A common trend in SAMPL5 submissions was that the dynamic range in the predicted distribution coefficients was larger than the dynamic range observed experimentally—that is, generally, the smallest \(\log D\) values were underestimated and the largest were overestimated. This issue of dynamic range is visible in Figs. 2, 5, and 7, but was evident in comparison plots for almost all submissions. For SAMPL5_074, the introduction of water to cyclohexane increased the \(\log D\) estimate from −3.76 to −1.73; it is possible that accounting for water in cyclohexane would affect the apparent underestimation at the lower end of the \(\log D\) scale. As discussed above, it is also possible that insufficient conformational sampling could account for some of this problem. For example, if a solute has a particular conformation that is more stable in a non-polar environment and that conformation was not found for the solute in cyclohexane due to insufficient conformational sampling, then the calculated distribution coefficient would over favor the aqueous environment. However, this will require further investigation. It is of course also possible that experimental issues could have compressed the measured dynamic range of compounds, but this too will require further investigation.

The results of this challenge strongly suggest predictions for solute partitioning will be extremely helpful for driving improvements to physical modeling needed in pharmaceutical research. The major challenges encountered here are all very likely to occur when attempting to predict binding affinities or other biomolecular properties of interest to drug discovery. Specifically, accurately predicting the population of protonation and tautomeric states was a challenge, complicated by the fact that there is no simple way to predicted protonation states and tautomers to corresponding experimental values relevant to the conditions studied here. Most work so far on tautomer prediction has focused on tautomeric ratios in vacuum or in water, but tautomer populations are likely environment-dependent in ways that can dramatically affect computed physical properties. These same challenges are likely to apply when predicting biomolecular binding. An improved treatment of these effects within the context of SAMPL or similar challenges will drive advances in computational techniques also used to predict binding and related properties such as solubility.

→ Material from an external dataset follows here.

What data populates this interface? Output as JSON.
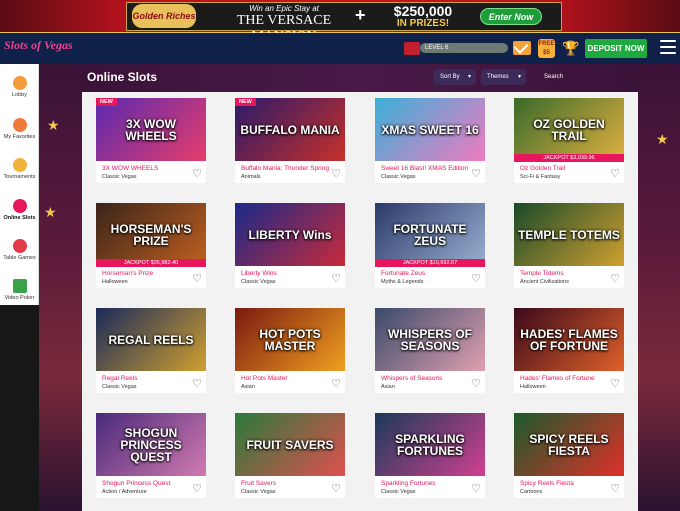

Overall, distribution coefficients have been an extremely valuable part of this year’s SAMPL5 challenge, and, since they can be measured in a relatively straightforward way, seem to be a promising potential source of future data for blind challenges. Additionally, this data highlights important issues, such as tautomer enumeration, that need better treatment in many of our models. The ability to create new, completely blind data sets make distribution coefficients a great option for future challenges.

Supporting information

Supporting information is available free of charge online through the University of California Dash at http://n2t.net/ark:/b7280/d1988w. It includes all of the files provided to SAMPL5 participants. That includes a table of SAMPL5_ID numbers paired with SMILES, MOL2 files for each molecule, and the GROMACS, AMBER, DESMOND, and LAMMPS topology and coordinate files for each solute in water and cyclohexane. A separate directory is included with analysis associated with our reference calculations and post sample method development. This includes all python scripts, input files, output files, and results files required to repeat our simulations and calculations done with Schrödinger tools. We also provide the data files for all submission, the scripts used for error analysis, plots for all submissions, and data for only batch 0 and batches 0 and 1. This is supported with detailed README files explaining the structure of the directories.